ENG 4318 Advanced Creative Nonfiction (5 Credits)
A writing workshop for experienced writers of creative nonfiction. Also addresses such topics as literary magazines, publishing houses, agents and editors, the submission process, and current trends in publishing. Typically offered: Occasionally.
ENG 4445 Shakespeare (5 Credits)
Considers Shakespeare's comedies, histories, tragedies, and romances while studying his art and thought in relation to the Elizabethan background.
ENG 4449 Jane Austen (5 Credits)
An in-depth study of the major works of British novelist Jane Austen, the author of "Pride and Prejudice".
ENG 4451 Toni Morrison (5 Credits)
An in-depth study of the major works of African American novelist Toni Morrison, the author of Beloved. Typically offered: Occasionally.
ENG 4822 The Novel (5 Credits)
Examines the novel form in its historical varieties and contexts, including a close attention to the relationship between theory, craft, and meaning.
ENG 4823 The Poem (5 Credits)
Examines the poetic form in its historical varieties and contexts, including a close attention to the relationship between theory, craft and meaning.
ENG 4824 The Short Story (5 Credits)
Examines the short story form in all its historical varieties and contexts, including a close attention to the central relationship between theory, craft and meaning.
ENG 4825 The Essay (5 Credits)
Examines the essay form in all its historical varieties and contexts, including a close attention to the central relationship between theory, craft and meaning.
ENG 4899 Senior Capstone in English (5 Credits)

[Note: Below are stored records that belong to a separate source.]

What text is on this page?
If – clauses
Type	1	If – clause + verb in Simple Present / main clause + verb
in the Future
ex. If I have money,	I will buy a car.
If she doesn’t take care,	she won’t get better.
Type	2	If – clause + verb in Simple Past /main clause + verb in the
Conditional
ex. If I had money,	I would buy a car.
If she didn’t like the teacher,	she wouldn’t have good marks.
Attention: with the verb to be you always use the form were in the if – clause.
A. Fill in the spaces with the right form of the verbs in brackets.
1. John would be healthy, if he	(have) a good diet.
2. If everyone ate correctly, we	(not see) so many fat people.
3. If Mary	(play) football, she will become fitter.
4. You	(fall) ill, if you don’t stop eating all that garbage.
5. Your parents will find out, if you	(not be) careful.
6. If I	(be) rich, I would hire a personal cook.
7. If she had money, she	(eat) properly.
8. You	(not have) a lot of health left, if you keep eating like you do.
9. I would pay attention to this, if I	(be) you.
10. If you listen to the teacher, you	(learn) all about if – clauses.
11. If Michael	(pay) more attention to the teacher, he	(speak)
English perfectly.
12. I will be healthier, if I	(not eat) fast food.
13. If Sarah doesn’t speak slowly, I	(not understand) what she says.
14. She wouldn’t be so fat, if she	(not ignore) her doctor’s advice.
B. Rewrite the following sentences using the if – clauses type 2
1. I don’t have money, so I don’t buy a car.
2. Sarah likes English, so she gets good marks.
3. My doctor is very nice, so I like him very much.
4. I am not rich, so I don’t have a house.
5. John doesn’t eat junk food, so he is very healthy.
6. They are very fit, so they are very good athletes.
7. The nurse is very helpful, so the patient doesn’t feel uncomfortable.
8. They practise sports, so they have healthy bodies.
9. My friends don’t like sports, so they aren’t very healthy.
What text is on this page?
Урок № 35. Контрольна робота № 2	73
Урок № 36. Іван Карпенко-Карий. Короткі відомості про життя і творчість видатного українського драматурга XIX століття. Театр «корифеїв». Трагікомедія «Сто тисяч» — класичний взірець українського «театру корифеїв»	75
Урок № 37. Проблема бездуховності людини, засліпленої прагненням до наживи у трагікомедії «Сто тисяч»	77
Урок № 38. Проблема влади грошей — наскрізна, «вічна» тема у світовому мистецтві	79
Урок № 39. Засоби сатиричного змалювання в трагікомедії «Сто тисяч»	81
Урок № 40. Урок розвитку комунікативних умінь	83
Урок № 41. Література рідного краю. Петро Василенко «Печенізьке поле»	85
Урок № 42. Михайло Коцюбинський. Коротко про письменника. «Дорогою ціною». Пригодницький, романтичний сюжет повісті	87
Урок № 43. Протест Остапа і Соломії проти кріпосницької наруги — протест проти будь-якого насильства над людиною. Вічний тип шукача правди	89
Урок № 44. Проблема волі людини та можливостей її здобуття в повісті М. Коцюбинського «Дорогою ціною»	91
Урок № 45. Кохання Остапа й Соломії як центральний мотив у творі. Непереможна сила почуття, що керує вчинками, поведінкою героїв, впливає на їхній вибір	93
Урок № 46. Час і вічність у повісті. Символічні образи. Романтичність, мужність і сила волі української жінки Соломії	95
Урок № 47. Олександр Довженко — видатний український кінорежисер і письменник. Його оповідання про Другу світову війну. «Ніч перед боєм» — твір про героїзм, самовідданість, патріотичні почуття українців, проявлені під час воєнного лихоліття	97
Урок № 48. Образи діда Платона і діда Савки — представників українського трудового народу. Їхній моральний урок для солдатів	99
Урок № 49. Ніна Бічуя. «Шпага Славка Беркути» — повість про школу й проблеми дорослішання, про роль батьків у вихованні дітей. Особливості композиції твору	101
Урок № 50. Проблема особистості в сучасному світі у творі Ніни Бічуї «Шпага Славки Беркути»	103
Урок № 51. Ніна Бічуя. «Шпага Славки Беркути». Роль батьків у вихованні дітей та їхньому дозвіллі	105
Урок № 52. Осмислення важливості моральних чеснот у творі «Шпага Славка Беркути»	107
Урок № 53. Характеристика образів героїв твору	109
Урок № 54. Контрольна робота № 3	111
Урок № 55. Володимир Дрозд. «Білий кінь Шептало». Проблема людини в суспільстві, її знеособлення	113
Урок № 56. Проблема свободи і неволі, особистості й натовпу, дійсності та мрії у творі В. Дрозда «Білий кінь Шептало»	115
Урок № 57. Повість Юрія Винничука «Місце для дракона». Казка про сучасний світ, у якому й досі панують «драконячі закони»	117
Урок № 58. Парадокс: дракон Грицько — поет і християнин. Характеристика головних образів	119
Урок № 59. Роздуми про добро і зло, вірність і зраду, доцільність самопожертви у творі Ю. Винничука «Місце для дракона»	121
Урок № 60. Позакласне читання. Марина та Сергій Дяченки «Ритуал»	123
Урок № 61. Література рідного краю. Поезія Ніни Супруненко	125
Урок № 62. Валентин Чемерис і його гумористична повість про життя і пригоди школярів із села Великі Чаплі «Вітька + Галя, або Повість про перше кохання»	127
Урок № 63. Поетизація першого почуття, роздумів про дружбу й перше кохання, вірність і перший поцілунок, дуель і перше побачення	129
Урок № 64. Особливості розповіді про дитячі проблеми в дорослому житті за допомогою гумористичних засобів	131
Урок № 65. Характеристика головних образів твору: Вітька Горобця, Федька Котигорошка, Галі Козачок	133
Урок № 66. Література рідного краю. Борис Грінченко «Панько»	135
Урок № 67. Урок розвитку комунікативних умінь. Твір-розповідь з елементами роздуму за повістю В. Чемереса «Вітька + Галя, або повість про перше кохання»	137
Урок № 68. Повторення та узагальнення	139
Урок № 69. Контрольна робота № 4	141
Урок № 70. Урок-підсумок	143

In this required senior capstone course, students will delve into particular literary works, authors, or themes and write a substantial research paper. Faculty and texts will vary from seminar to seminar on a rotating basis. Students will also have an opportunity to reflect upon and evaluate their learning and experience as English majors.
ENG 4900 Independent Study (1-5 Credit)
Independent Study Typically offered: Occasionally.
ENG 4930 English Practicum (1-5 Credit)
For advanced students who wish to assist as tutors, discussion leaders, and readers in lower-division English classes.
ENG 4940 Coop Education: English Internship (1-5 Credit)
Applies writing skills in varied employment settings; possibilities include public relations offices, newspapers, and other informational services. Students may suggest their own internships in consultation with the faculty supervisor as long as writing skills are used and other internship criteria are met.
ENG 4941 Coop Education: English Internship (1-5 Credit)
Applies writing skills in varied employment settings; possibilities include public relations offices, newspapers, and other informational services. Students may suggest their own internships in consultation with the faculty supervisor, as long as writing skills are used and other internship criteria are met.
ENG 4970 Independent Research in English (5 Credits)
Under the direction of the English faculty, qualified students bound for postgraduate study will design and complete a senior project: either an article-length scholarly paper or a substantial creative writing project.